6284 sayılı kanun kapsamında koruma tedbiri talep edilmiş ancak mahkemece uygun görülmemişse red kararı karşı tarafa tebliğ edilmez. Yani karşı taraf sizin koruma talep ettiğinizden haberdar olmaz.
Mahkeme talebi uygun görüp kabul etti ise verilen koruma kararları, karara uyması beklenen tarafa tebliğ edilir. Tebliğ edilen kararın son paragrafında itirazın ne sürede ve hangi mahkemeye yapılması gerektiği açıkça belirtilir.
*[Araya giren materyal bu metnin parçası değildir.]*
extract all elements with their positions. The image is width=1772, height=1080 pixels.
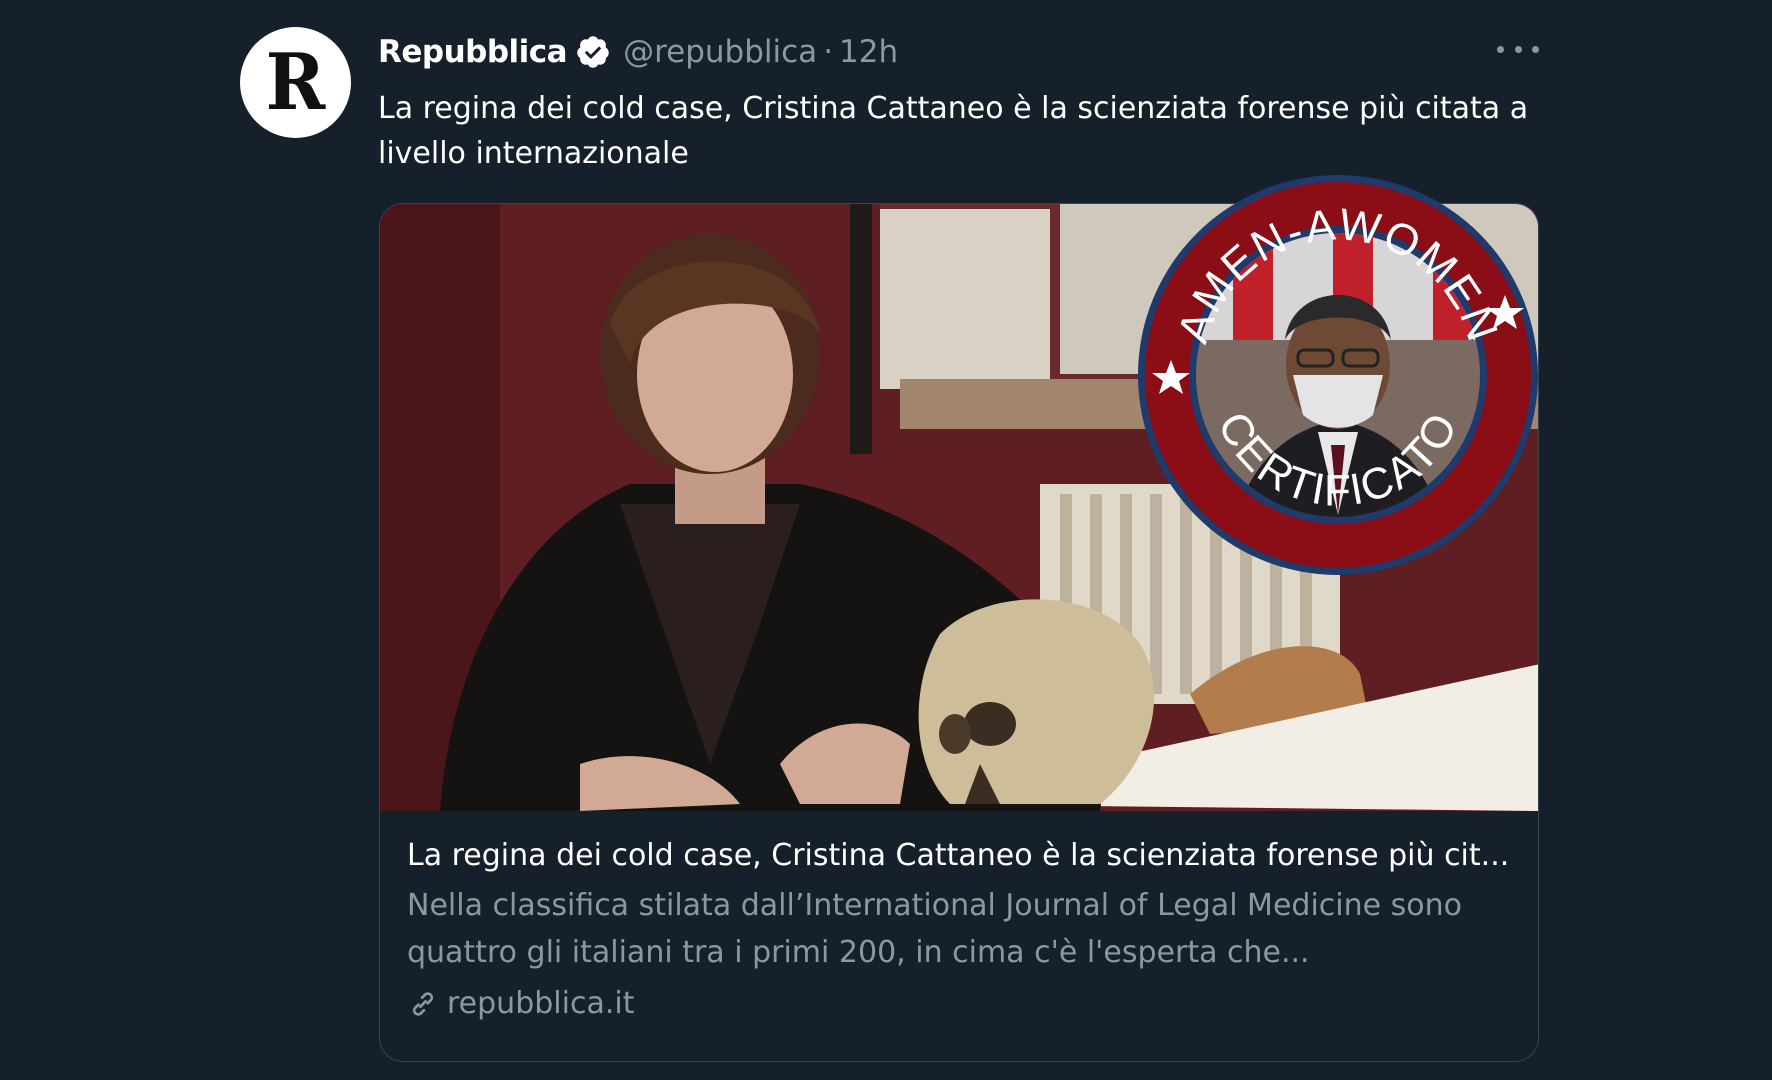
tweet[interactable]: R Repubblica @repubblica · 12h La regina… [0,0,1772,1080]
tweet-text: La regina dei cold case, Cristina Cattan… [378,91,1529,171]
separator: · [823,34,834,70]
verified-badge-icon [577,36,609,68]
avatar[interactable]: R [240,27,351,138]
timestamp[interactable]: 12h [839,34,898,70]
display-name[interactable]: Repubblica [378,34,568,70]
card-domain-text: repubblica.it [447,986,635,1021]
avatar-letter: R [265,36,326,128]
card-title: La regina dei cold case, Cristina Cattan… [407,838,1510,873]
handle[interactable]: @repubblica [623,34,817,70]
card-domain: repubblica.it [407,982,1517,1026]
stamp-graphic: AMEN-AWOMEN CERTIFICATO [1138,175,1538,575]
more-options-icon[interactable] [1497,34,1539,64]
link-icon [412,992,434,1016]
card-description: Nella classifica stilata dall’Internatio… [407,888,1462,970]
certificate-stamp: AMEN-AWOMEN CERTIFICATO [1133,170,1543,580]
tweet-header: Repubblica @repubblica · 12h [378,30,898,74]
card-body: La regina dei cold case, Cristina Cattan… [407,834,1517,1026]
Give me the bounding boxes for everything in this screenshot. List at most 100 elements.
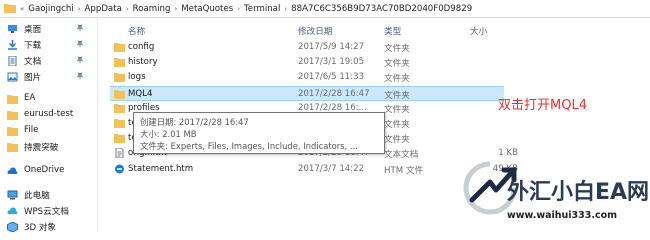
folder-icon xyxy=(114,103,125,113)
folder-icon xyxy=(114,58,125,68)
sidebar-item[interactable]: 持震突破 xyxy=(0,139,96,155)
folder-icon xyxy=(7,95,18,104)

Verilen koruma kararına uyulmaması ve ihlal halinde ihlalin gerçekleştiği an ivedilikle polis aranmalı ve ihlal hali tespit ettirilmelidir. Bu sayede ihlal nedeniyle hapis cezasına varan neticeler doğabilecek ve caydırıcılık sağlanabilecektir.
6284 sayılı kanun kapsamında koruma talebi yahut verilen koruma talebine itiraz dilekçelerin içeriği çok önemlidir. Talep/itiraz haklarınızın korunması ve doğru merciilere ivedilikle başvurulabilmesi, ihlal halinde ise gerekli aksiyonların alınabilmesi için mutlaka avukata danışınız.